Lawmakers in West Virginia are again mulling over a bill that would require both public and private insurance providers to offer coverage of autism spectrum disorders. There is hope among parents of autistic children as well as their supporters that the proposal will finally be approved and pushed into law. More than 23 other states already require insurers to provide autism coverage, increasing the pressure on legislators to make the change.
Autism is a neurological disorder and comes in many forms. Typically, those with autism display difficulty communicating effectively, strained behavioral and social skills, and severe, particular aversion. According to the Centers for Disease Control and Prevention, 1 in every 100 children suffers from some form of autism.

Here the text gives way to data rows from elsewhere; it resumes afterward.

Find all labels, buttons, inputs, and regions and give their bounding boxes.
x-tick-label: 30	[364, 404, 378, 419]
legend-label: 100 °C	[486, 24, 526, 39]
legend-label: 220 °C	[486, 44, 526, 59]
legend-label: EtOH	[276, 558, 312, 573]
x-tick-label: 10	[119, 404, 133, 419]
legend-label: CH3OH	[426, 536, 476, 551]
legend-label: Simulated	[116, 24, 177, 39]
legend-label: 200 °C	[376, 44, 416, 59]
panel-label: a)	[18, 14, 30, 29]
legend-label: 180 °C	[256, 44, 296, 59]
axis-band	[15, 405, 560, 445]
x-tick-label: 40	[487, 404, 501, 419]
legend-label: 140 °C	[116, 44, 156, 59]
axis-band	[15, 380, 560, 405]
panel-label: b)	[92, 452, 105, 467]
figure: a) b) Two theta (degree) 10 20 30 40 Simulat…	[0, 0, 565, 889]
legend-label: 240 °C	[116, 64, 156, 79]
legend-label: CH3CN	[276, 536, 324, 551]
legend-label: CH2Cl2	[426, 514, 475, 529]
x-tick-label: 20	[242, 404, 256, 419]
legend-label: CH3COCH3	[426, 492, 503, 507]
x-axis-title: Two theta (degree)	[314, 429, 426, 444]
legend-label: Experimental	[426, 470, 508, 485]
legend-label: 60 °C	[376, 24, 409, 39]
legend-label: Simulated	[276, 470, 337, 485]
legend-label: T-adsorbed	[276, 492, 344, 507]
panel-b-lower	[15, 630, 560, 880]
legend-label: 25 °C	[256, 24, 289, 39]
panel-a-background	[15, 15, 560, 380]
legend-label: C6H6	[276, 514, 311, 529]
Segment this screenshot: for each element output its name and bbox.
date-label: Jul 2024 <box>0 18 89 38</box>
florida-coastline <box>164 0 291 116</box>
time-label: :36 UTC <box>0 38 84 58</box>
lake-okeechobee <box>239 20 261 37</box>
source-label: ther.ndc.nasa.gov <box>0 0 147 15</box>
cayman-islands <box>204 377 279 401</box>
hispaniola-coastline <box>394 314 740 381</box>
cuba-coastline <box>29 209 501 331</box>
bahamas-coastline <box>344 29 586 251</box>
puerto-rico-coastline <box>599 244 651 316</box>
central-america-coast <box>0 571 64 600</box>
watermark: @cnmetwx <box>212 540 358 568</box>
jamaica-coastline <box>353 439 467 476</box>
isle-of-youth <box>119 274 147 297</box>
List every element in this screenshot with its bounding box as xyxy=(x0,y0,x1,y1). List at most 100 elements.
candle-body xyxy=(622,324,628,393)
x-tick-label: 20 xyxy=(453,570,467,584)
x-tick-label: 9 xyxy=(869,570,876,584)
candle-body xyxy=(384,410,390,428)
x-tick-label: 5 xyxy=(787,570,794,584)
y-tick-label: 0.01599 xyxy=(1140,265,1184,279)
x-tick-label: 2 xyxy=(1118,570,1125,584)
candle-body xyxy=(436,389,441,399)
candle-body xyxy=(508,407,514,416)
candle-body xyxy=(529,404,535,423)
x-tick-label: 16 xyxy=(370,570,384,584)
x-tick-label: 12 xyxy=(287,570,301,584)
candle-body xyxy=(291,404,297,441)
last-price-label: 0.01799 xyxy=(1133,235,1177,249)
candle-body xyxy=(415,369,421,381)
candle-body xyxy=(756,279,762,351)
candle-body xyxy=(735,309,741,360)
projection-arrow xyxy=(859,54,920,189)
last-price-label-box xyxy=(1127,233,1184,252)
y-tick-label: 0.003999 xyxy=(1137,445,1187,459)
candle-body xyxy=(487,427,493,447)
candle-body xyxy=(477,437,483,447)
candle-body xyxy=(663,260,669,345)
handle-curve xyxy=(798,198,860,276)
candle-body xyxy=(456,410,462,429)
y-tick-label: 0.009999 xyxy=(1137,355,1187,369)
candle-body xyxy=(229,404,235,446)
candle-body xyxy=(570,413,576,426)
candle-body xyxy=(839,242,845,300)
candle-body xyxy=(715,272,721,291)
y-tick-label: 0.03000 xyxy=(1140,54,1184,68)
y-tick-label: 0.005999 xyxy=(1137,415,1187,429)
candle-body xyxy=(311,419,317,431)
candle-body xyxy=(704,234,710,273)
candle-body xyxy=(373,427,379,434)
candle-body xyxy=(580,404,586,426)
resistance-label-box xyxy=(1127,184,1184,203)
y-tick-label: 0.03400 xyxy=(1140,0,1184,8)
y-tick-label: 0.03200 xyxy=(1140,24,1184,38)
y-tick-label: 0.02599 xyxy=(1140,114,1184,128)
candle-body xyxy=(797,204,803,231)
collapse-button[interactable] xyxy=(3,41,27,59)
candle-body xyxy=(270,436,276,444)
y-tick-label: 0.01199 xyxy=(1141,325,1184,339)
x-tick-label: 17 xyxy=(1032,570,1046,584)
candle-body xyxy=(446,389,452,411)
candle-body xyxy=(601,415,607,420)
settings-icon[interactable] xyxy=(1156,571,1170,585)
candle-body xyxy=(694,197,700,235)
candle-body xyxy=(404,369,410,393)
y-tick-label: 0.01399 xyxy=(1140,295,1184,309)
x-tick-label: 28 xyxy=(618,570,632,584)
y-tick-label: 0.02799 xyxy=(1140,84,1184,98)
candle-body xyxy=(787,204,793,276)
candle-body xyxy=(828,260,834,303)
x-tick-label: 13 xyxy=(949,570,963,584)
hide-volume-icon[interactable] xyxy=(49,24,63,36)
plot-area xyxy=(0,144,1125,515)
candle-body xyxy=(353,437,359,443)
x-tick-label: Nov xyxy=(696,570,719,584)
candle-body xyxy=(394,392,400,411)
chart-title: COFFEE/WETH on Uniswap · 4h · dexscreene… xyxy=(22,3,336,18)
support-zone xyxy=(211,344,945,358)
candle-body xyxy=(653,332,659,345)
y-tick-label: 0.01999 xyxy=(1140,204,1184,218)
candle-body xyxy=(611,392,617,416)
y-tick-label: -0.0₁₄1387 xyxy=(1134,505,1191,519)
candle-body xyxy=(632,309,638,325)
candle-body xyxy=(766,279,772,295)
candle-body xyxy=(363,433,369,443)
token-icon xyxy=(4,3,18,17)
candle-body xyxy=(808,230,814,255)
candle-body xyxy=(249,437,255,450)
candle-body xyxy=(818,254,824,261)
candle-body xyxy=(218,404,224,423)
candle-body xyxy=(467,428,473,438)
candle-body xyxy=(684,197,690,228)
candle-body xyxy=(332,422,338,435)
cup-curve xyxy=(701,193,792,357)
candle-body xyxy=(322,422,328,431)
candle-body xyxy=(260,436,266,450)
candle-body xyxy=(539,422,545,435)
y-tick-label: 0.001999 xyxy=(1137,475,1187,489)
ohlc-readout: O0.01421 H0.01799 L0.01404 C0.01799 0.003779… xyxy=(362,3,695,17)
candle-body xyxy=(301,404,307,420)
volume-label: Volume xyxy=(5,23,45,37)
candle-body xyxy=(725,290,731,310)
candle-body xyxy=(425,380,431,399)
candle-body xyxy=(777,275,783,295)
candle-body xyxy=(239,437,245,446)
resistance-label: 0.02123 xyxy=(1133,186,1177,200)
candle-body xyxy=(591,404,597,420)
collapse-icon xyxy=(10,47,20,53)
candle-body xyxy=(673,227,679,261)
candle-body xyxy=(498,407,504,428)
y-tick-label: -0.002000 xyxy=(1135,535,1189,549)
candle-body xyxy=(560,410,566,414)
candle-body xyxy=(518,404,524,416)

The state’s education officials say there are more than 1,200 students with autism in the school system.
In 2009, Medicaid reported spending more than $31 million on victims of autism. This money was spent on a total of 805 people, averaging at $38,509 per person. Insurance coverage would help shoulder the financial aspect of autism while providing families with peace of mind.
Earlene Anglin is among the parents that have seen benefit from government programs aimed at helping her child with autism. Her son, diagnosed only a year after birth, has been able to be a part of applied behavioral analysis therapy. This has improved his performance in school and he does not require an aid. Anglin is sure that, because of this therapy, her son will attend college and obtain a good job.
Without insurance coverage, the costs of the therapy meant that Anglin and her family had to make cuts in their finances. They turned to family for assistance, her parents devoting a sizable portion of their retirement to help pay for their grandson’s care. According to coverage plans offered in other states, these costs would have been covered.
The bill is scheduled to reach the House of Delegates this week, after making its way through the Finance Committee, who will amend the bill with caps on the benefits of coverage based on a child’s age.